C'est l'eau et le feu. Ils ne vont pas bien ensemble. Ils ne font jamais bon ménage. Le cynisme ronge la démocratie, car il affaiblit terriblement la confiance que la population doit avoir envers ses dirigeants pour que le système fonctionne. Encore faudrait-il que les dirigeants, eux, soient au-dessus de tout soupçon. Ce qui devient de plus en plus rare.

Ici, chaque fois qu'un citoyen répond qu'il ne veut pas d'élections ou chaque fois qu'il décide de ne pas aller voter, il y a lieu de s'inquiéter. Il suffit d'examiner la situation tragique dans laquelle nous nous retrouvons à Québec comme à Ottawa ces temps-ci, avec des gouvernements minoritaires et des partis d'opposition incapables de déclencher des élections parce qu'incapables de les gagner, pour comprendre à quel point notre démocratie est fragile.

Dans un pays où tout le monde trouve normal de payer beaucoup mieux ses joueurs de hockey que ses politiciens, les Karlheinz Schreiber ont un beau terrain de jeu. Ce n'est pas demain la veille qu'ils cesseront de se promener dans les couloirs du pouvoir avec des enveloppes brunes, cherchant désespérément celui qui sera sensible à leurs largesses.

Peut-être que nous sommes prêts pour un grand ménage. Surtout que les exemples récents véhiculés par la commission Gomery et maintenant par l'affaire Schreiber ne sont que la pointe de l'iceberg. Nous le savons instinctivement. Nous ne leur accordons même plus le bénéfice du doute. C'est un peu ça, le cynisme. Nous en sommes tous atteints, à un degré ou à un autre.

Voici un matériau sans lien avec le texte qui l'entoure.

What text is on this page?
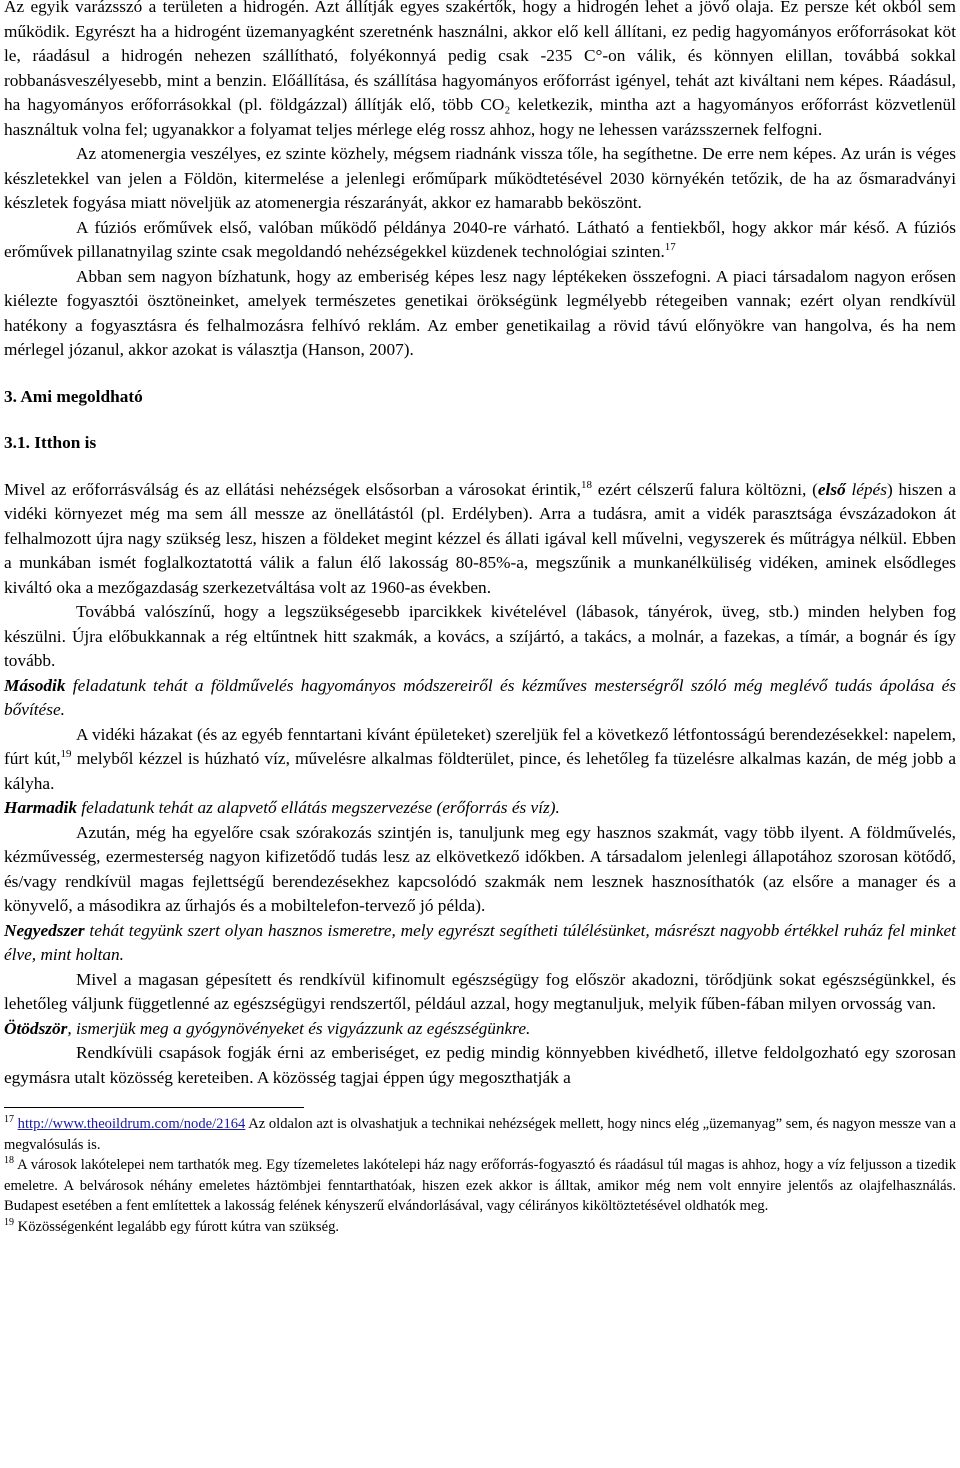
Az egyik varázsszó a területen a hidrogén. Azt állítják egyes szakértők, hogy a hidrogén lehet a jövő olaja. Ez persze két okból sem működik. Egyrészt ha a hidrogént üzemanyagként szeretnénk használni, akkor elő kell állítani, ez pedig hagyományos erőforrásokat köt le, ráadásul a hidrogén nehezen szállítható, folyékonnyá pedig csak -235 C°-on válik, és könnyen elillan, továbbá sokkal robbanásveszélyesebb, mint a benzin. Előállítása, és szállítása hagyományos erőforrást igényel, tehát azt kiváltani nem képes. Ráadásul, ha hagyományos erőforrásokkal (pl. földgázzal) állítják elő, több CO₂ keletkezik, mintha azt a hagyományos erőforrást közvetlenül használtuk volna fel; ugyanakkor a folyamat teljes mérlege elég rossz ahhoz, hogy ne lehessen varázsszernek felfogni.

Az atomenergia veszélyes, ez szinte közhely, mégsem riadnánk vissza tőle, ha segíthetne. De erre nem képes. Az urán is véges készletekkel van jelen a Földön, kitermelése a jelenlegi erőműpark működtetésével 2030 környékén tetőzik, de ha az ősmaradványi készletek fogyása miatt növeljük az atomenergia részarányát, akkor ez hamarabb beköszönt.

A fúziós erőművek első, valóban működő példánya 2040-re várható. Látható a fentiekből, hogy akkor már késő. A fúziós erőművek pillanatnyilag szinte csak megoldandó nehézségekkel küzdenek technológiai szinten.$^{17}$

Abban sem nagyon bízhatunk, hogy az emberiség képes lesz nagy léptékeken összefogni. A piaci társadalom nagyon erősen kiélezte fogyasztói ösztöneinket, amelyek természetes genetikai örökségünk legmélyebb rétegeiben vannak; ezért olyan rendkívül hatékony a fogyasztásra és felhalmozásra felhívó reklám. Az ember genetikailag a rövid távú előnyökre van hangolva, és ha nem mérlegel józanul, akkor azokat is választja (Hanson, 2007).

3. Ami megoldható

3.1. Itthon is

Mivel az erőforrásválság és az ellátási nehézségek elsősorban a városokat érintik,$^{18}$ ezért célszerű falura költözni, (első lépés) hiszen a vidéki környezet még ma sem áll messze az önellátástól (pl. Erdélyben). Arra a tudásra, amit a vidék parasztsága évszázadokon át felhalmozott újra nagy szükség lesz, hiszen a földeket megint kézzel és állati igával kell művelni, vegyszerek és műtrágya nélkül. Ebben a munkában ismét foglalkoztatottá válik a falun élő lakosság 80-85%-a, megszűnik a munkanélküliség vidéken, aminek elsődleges kiváltó oka a mezőgazdaság szerkezetváltása volt az 1960-as években.

Továbbá valószínű, hogy a legszükségesebb iparcikkek kivételével (lábasok, tányérok, üveg, stb.) minden helyben fog készülni. Újra előbukkannak a rég eltűntnek hitt szakmák, a kovács, a szíjártó, a takács, a molnár, a fazekas, a tímár, a bognár és így tovább.

Második feladatunk tehát a földművelés hagyományos módszereiről és kézműves mesterségről szóló még meglévő tudás ápolása és bővítése.

A vidéki házakat (és az egyéb fenntartani kívánt épületeket) szereljük fel a következő létfontosságú berendezésekkel: napelem, fúrt kút,$^{19}$ melyből kézzel is húzható víz, művelésre alkalmas földterület, pince, és lehetőleg fa tüzelésre alkalmas kazán, de még jobb a kályha.

Harmadik feladatunk tehát az alapvető ellátás megszervezése (erőforrás és víz).

Azután, még ha egyelőre csak szórakozás szintjén is, tanuljunk meg egy hasznos szakmát, vagy több ilyent. A földművelés, kézművesség, ezermesterség nagyon kifizetődő tudás lesz az elkövetkező időkben. A társadalom jelenlegi állapotához szorosan kötődő, és/vagy rendkívül magas fejlettségű berendezésekhez kapcsolódó szakmák nem lesznek hasznosíthatók (az elsőre a manager és a könyvelő, a másodikra az űrhajós és a mobiltelefon-tervező jó példa).

Negyedszer tehát tegyünk szert olyan hasznos ismeretre, mely egyrészt segítheti túlélésünket, másrészt nagyobb értékkel ruház fel minket élve, mint holtan.

Mivel a magasan gépesített és rendkívül kifinomult egészségügy fog először akadozni, törődjünk sokat egészségünkkel, és lehetőleg váljunk függetlenné az egészségügyi rendszertől, például azzal, hogy megtanuljuk, melyik fűben-fában milyen orvosság van.

Ötödször, ismerjük meg a gyógynövényeket és vigyázzunk az egészségünkre.

Rendkívüli csapások fogják érni az emberiséget, ez pedig mindig könnyebben kivédhető, illetve feldolgozható egy szorosan egymásra utalt közösség kereteiben. A közösség tagjai éppen úgy megoszthatják a

$^{17}$ http://www.theoildrum.com/node/2164 Az oldalon azt is olvashatjuk a technikai nehézségek mellett, hogy nincs elég „üzemanyag” sem, és nagyon messze van a megvalósulás is.

$^{18}$ A városok lakótelepei nem tarthatók meg. Egy tízemeletes lakótelepi ház nagy erőforrás-fogyasztó és ráadásul túl magas is ahhoz, hogy a víz feljusson a tizedik emeletre. A belvárosok néhány emeletes háztömbjei fenntarthatóak, hiszen ezek akkor is álltak, amikor még nem volt ennyire jelentős az olajfelhasználás. Budapest esetében a fent említettek a lakosság felének kényszerű elvándorlásával, vagy célirányos kiköltöztetésével oldhatók meg.

$^{19}$ Közösségenként legalább egy fúrott kútra van szükség.
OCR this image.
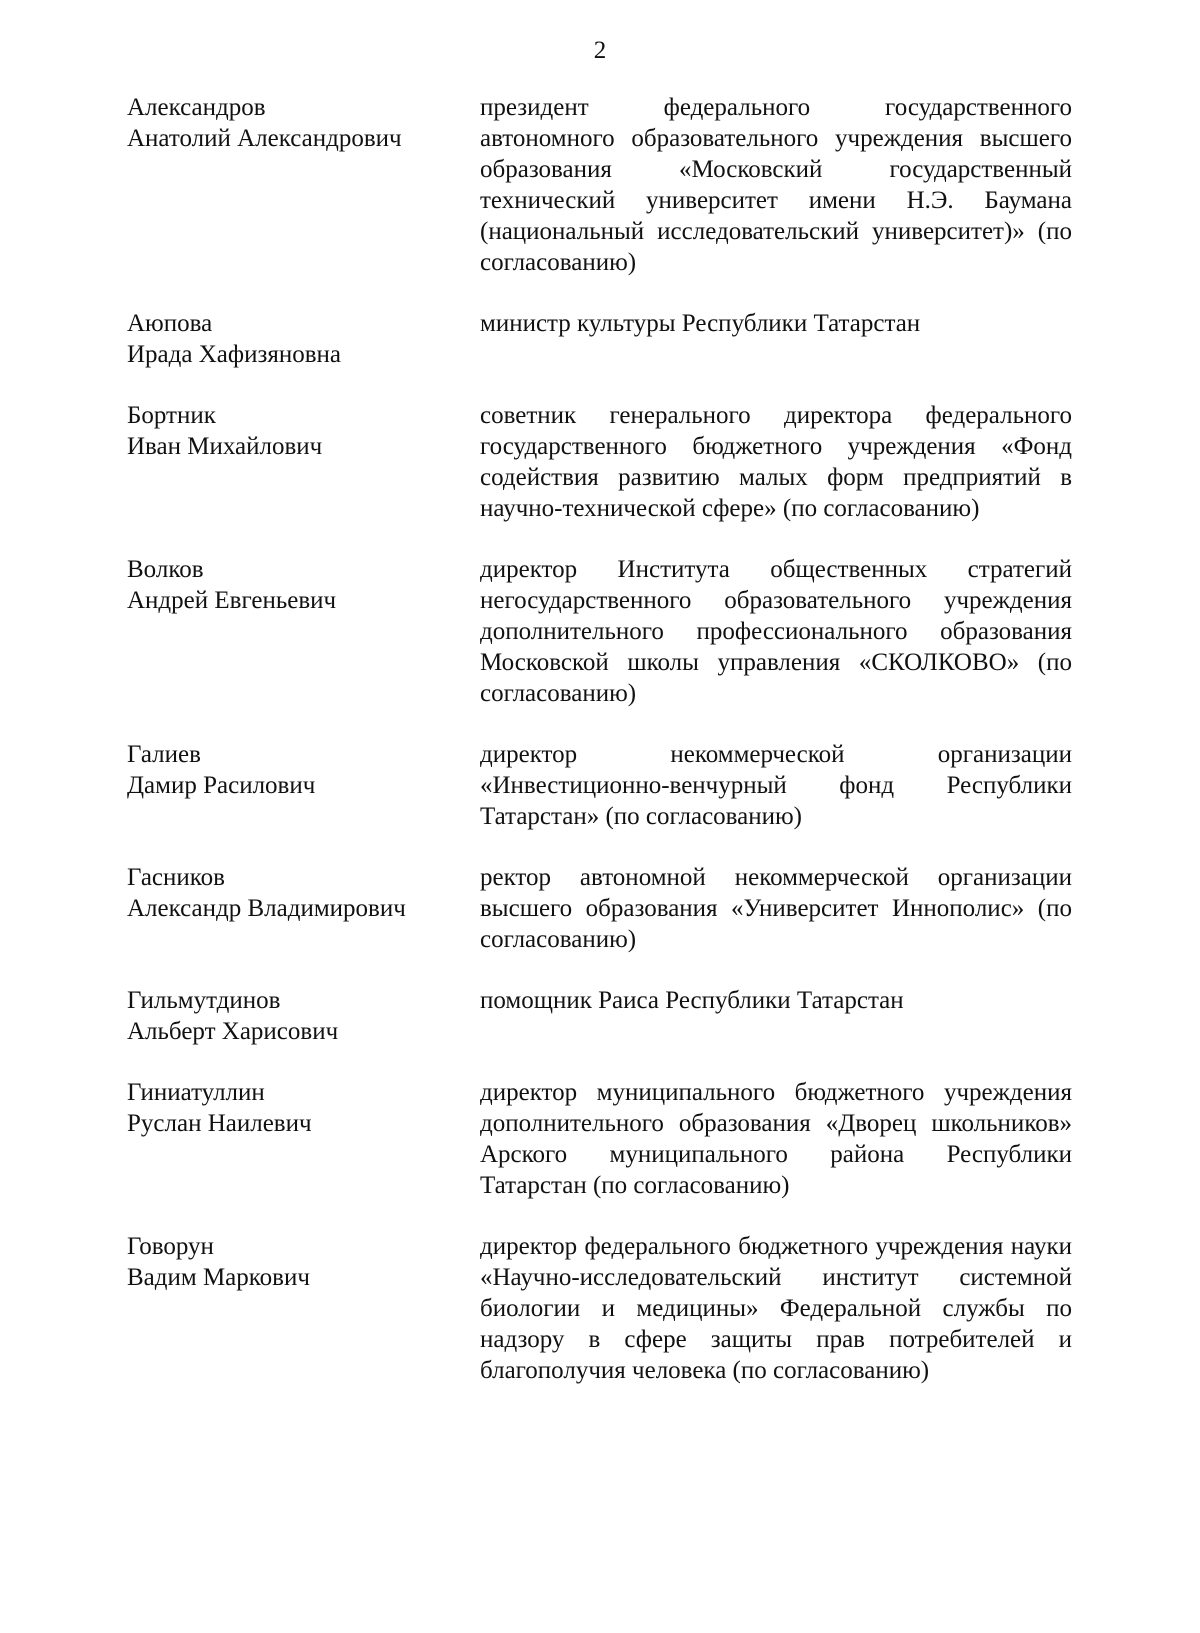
2
Александров
Анатолий Александрович
президент федерального государственного автономного образовательного учреждения высшего образования «Московский государственный технический университет имени Н.Э. Баумана (национальный исследовательский университет)» (по согласованию)
Аюпова
Ирада Хафизяновна
министр культуры Республики Татарстан
Бортник
Иван Михайлович
советник генерального директора федерального государственного бюджетного учреждения «Фонд содействия развитию малых форм предприятий в научно-технической сфере» (по согласованию)
Волков
Андрей Евгеньевич
директор Института общественных стратегий негосударственного образовательного учреждения дополнительного профессионального образования Московской школы управления «СКОЛКОВО» (по согласованию)
Галиев
Дамир Расилович
директор некоммерческой организации «Инвестиционно-венчурный фонд Республики Татарстан» (по согласованию)
Гасников
Александр Владимирович
ректор автономной некоммерческой организации высшего образования «Университет Иннополис» (по согласованию)
Гильмутдинов
Альберт Харисович
помощник Раиса Республики Татарстан
Гиниатуллин
Руслан Наилевич
директор муниципального бюджетного учреждения дополнительного образования «Дворец школьников» Арского муниципального района Республики Татарстан (по согласованию)
Говорун
Вадим Маркович
директор федерального бюджетного учреждения науки «Научно-исследовательский институт системной биологии и медицины» Федеральной службы по надзору в сфере защиты прав потребителей и благополучия человека (по согласованию)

Il y a tous les autres scandales camouflés, balayés sous le tapis, étouffés dans l'oeuf, qui nous passent sous le nez sans que les détails soient jamais connus. Ceux qu'on éteint en «démissionnant» de force un ou quelques responsables. Ceux qu'on s'empresse de faire disparaître des premières pages des journaux en créant de toutes pièces une manchette plus intéressante, spécialité des firmes qui se spécialisent en traitement de crises et qui se réjouissent quand le cadavre a disparu.

Vous arrive-t-il d'en avoir assez? Êtes-vous au bord de l'écoeurement? Je voudrais vous rassurer. C'est normal. Dans les circonstances, vaut mieux être écoeuré qu'indifférent. L'indifférence serait fatale.